Gathering real human insight enables your team to capture not just quantitative feedback, but also the gaps in empathy that our employees may be feeling. The best results are the candid, magical feedback moments you can’t get from a survey.
3. Pilot test programs with smaller teams
By piloting new programs or processes, or training in smaller teams before a company-wide rollout, you could potentially save yourself a lot of the wasted time, budget, and loss of confidence from leadership and employees that comes with a failed rollout. Here, you can frame the project as a “pilot” to note that your team is still learning what works best for your organization.
“Piloting with smaller teams allows you to zoom in on the process and get closer to the experience,” says Russo. He concludes, “Just the idea of calling something a pilot and setting it up with a smaller team also sets the expectation that A) it doesn't have to be perfect and B) you actively want feedback to make your program better.” This lets employees—and the organization as a whole—know that you’re open to their feedback by actively soliciting their perspectives.
For example, imagine you want to roll out a new manager training. Start with a small team of managers to get their perspective on what you should include while benefiting from hearing about their past experiences with other training methods. Not only will they be able to shine a light on what’s important for them, but they can also call out things that may work in theory—but may not pan out in practice. You can then receive more readily available feedback, as the employees know that they’re the first pair of eyes and that the intent is to make changes that fit and address their needs.
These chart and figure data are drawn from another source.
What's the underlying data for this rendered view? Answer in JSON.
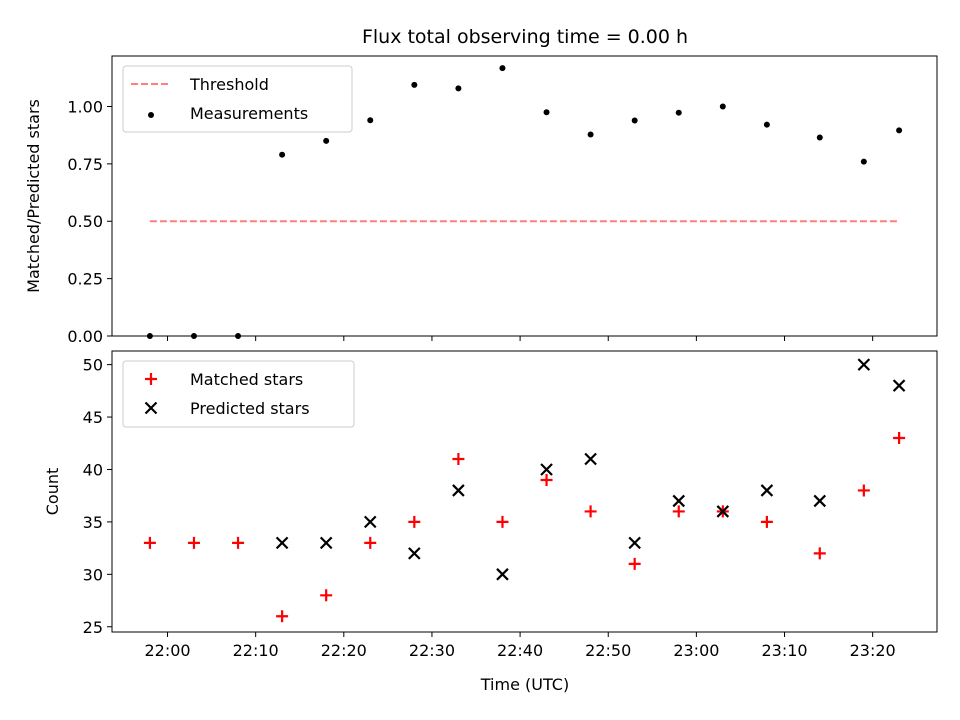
{
  "chart_data": {
    "title": "Flux total observing time = 0.00 h",
    "xlabel": "Time (UTC)",
    "x_tick_labels": [
      "22:00",
      "22:10",
      "22:20",
      "22:30",
      "22:40",
      "22:50",
      "23:00",
      "23:10",
      "23:20"
    ],
    "colors": {
      "threshold": "#ff7f7f",
      "measurements": "#000000",
      "matched": "#ff0000",
      "predicted": "#000000"
    },
    "panels": [
      {
        "type": "scatter",
        "ylabel": "Matched/Predicted stars",
        "ylim": [
          0,
          1.22
        ],
        "y_ticks": [
          "0.00",
          "0.25",
          "0.50",
          "0.75",
          "1.00"
        ],
        "legend_position": "upper-left",
        "series": [
          {
            "name": "Threshold",
            "style": "dashed-line",
            "x": [
              "21:58",
              "23:23"
            ],
            "y": [
              0.5,
              0.5
            ]
          },
          {
            "name": "Measurements",
            "style": "dot",
            "x": [
              "21:58",
              "22:03",
              "22:08",
              "22:13",
              "22:18",
              "22:23",
              "22:28",
              "22:33",
              "22:38",
              "22:43",
              "22:48",
              "22:53",
              "22:58",
              "23:03",
              "23:08",
              "23:14",
              "23:19",
              "23:23"
            ],
            "y": [
              0.0,
              0.0,
              0.0,
              0.79,
              0.85,
              0.94,
              1.094,
              1.079,
              1.167,
              0.975,
              0.878,
              0.939,
              0.973,
              1.0,
              0.921,
              0.865,
              0.76,
              0.896
            ]
          }
        ]
      },
      {
        "type": "scatter",
        "ylabel": "Count",
        "ylim": [
          24.5,
          51.3
        ],
        "y_ticks": [
          "25",
          "30",
          "35",
          "40",
          "45",
          "50"
        ],
        "legend_position": "upper-left",
        "series": [
          {
            "name": "Matched stars",
            "style": "plus",
            "x": [
              "21:58",
              "22:03",
              "22:08",
              "22:13",
              "22:18",
              "22:23",
              "22:28",
              "22:33",
              "22:38",
              "22:43",
              "22:48",
              "22:53",
              "22:58",
              "23:03",
              "23:08",
              "23:14",
              "23:19",
              "23:23"
            ],
            "y": [
              33,
              33,
              33,
              26,
              28,
              33,
              35,
              41,
              35,
              39,
              36,
              31,
              36,
              36,
              35,
              32,
              38,
              43
            ]
          },
          {
            "name": "Predicted stars",
            "style": "x",
            "x": [
              "22:13",
              "22:18",
              "22:23",
              "22:28",
              "22:33",
              "22:38",
              "22:43",
              "22:48",
              "22:53",
              "22:58",
              "23:03",
              "23:08",
              "23:14",
              "23:19",
              "23:23"
            ],
            "y": [
              33,
              33,
              35,
              32,
              38,
              30,
              40,
              41,
              33,
              37,
              36,
              38,
              37,
              50,
              48
            ]
          }
        ]
      }
    ]
  }
}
With this approach, you’re able to not only get buy-in from employees prior to your rollout, but you’ll have some great examples of the program in action from your pilot testing to showcase. The adage, “show, don’t tell” applies well here, and these real-world examples from your own employees can help promote the change you’re trying to implement, further amplifying the impact on behavior change. This early engagement helps turn employees into advocates who can not only help evangelize the new programs and highlights to the employee base—but demonstrates that you practice what you preach and take employee feedback into consideration, which drives more engagement.
Make your employees your North Star
Launching a new program or initiative only to receive low adoption rates is a costly mistake when it comes to time and resources. To prevent this, ensure that you’re making your employees the focus at all times throughout the process.
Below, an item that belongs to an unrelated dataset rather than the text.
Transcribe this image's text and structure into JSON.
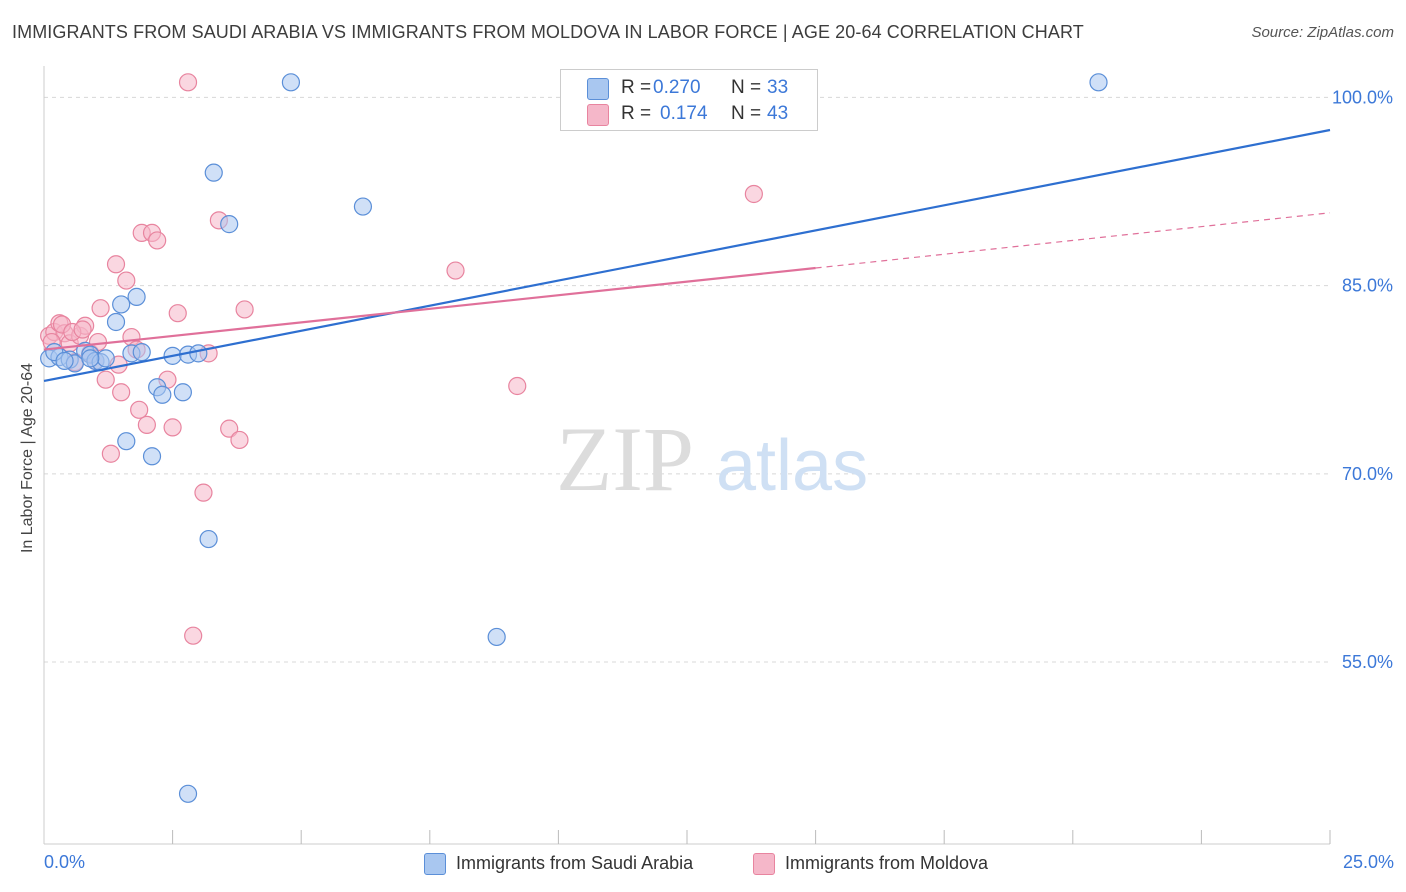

Employees can help guide you through the creation process by letting you know what works and what doesn’t—and pointing out blind spots you might not have identified otherwise. If you intentionally add them into the process and adapt to their feedback, this creates a stronger program that’s primed for engagement from the get-go. As noted earlier, employees are an organization’s most valuable asset—be sure to let their feedback and engagement be your team’s North Star to guide your organization toward employee-centered success.